The market is starting to trickle lower once again Monday, and there doesn’t seem to be too much investors interest in buying this dip. After a small gap up, bulls have been unable to press at all, and it will likely take a more violent downside move for the bigger bounce to come. An acceleration through lows could bring some capitulation type volume and a drastically oversold reading, which usually leads to a powerful snapback.
Keep in mind that we have quadruple witching options expiration on Friday, which usually creates some peculiar type action.
An area traders continue to watch is the Chinese Internet stocks, which have mostly continued to sell off following the carnage of the last few weeks. The two stocks I have been focusing on are Youku.com Inc (YOKU) and Ecommerce China DangDang Inc (DANG), which saw IPO lockups expire last week.

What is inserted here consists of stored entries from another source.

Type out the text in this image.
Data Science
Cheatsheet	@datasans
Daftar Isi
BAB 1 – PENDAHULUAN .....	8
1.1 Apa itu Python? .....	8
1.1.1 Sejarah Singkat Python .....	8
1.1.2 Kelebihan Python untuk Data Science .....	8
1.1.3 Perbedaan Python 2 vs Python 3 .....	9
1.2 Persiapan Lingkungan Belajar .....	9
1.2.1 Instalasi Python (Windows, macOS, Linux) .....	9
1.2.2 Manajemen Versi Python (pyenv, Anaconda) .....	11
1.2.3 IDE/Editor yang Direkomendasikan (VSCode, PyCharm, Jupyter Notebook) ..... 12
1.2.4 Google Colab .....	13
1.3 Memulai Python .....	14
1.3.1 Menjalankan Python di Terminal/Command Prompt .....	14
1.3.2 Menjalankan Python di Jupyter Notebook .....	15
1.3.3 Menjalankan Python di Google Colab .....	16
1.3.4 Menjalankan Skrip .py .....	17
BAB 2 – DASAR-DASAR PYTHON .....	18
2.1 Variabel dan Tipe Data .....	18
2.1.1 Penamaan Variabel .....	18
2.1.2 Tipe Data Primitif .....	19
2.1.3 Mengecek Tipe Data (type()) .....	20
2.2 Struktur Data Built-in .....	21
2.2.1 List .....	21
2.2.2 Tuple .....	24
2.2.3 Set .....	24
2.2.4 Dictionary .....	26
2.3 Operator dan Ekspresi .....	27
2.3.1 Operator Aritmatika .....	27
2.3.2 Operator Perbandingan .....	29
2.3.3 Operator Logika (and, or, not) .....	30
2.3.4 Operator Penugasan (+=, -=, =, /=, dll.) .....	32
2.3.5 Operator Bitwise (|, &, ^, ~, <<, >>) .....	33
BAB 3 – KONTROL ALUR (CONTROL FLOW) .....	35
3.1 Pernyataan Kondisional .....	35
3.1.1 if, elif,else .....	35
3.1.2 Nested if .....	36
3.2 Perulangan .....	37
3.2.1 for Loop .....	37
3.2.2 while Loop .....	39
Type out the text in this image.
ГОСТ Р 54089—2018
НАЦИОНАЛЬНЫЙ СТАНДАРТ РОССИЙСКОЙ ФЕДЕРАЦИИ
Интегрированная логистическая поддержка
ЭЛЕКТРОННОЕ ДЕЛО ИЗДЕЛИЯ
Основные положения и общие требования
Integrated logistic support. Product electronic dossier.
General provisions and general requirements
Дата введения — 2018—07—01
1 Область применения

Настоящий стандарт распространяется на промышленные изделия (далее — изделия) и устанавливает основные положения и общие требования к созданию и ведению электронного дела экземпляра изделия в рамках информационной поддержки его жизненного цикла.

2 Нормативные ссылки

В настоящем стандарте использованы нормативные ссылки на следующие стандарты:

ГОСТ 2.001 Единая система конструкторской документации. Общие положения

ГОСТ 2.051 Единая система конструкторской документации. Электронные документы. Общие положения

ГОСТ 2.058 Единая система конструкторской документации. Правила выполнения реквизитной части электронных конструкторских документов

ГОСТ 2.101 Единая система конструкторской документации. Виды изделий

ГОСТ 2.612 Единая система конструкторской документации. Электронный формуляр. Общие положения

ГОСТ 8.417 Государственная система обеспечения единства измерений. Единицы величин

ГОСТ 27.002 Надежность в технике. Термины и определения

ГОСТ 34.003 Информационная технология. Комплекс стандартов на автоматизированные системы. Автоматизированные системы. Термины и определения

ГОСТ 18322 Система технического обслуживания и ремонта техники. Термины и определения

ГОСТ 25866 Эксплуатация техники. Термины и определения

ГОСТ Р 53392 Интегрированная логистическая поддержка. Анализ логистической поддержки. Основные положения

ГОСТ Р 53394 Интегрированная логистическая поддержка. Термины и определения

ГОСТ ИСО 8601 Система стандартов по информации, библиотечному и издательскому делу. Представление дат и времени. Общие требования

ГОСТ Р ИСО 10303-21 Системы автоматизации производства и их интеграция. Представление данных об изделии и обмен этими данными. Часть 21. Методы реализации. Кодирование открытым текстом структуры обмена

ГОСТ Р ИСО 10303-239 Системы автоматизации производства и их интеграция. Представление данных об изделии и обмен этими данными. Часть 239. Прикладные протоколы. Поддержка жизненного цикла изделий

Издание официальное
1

With double and triple their previous floats, respectively, these stocks have a lot of supply and most people seem to want out. These stocks seem to have been overhyped as the Youtube and Amazon of China from the beginning, and do not generate the profits necessary to justify previous valuations. DANG in particular continues to just bleed lower, down 11 days straight.
With one final flush perhaps before the market can bounce from extreme overbought levels, it’s important to start lining up stocks you may want to buy. Apple Inc. (AAPL) has been under pressure of late, and if it can get a reversal down through and back its 200-day MA, it would seem like a great opportunity to tier into this long-term bullish stock.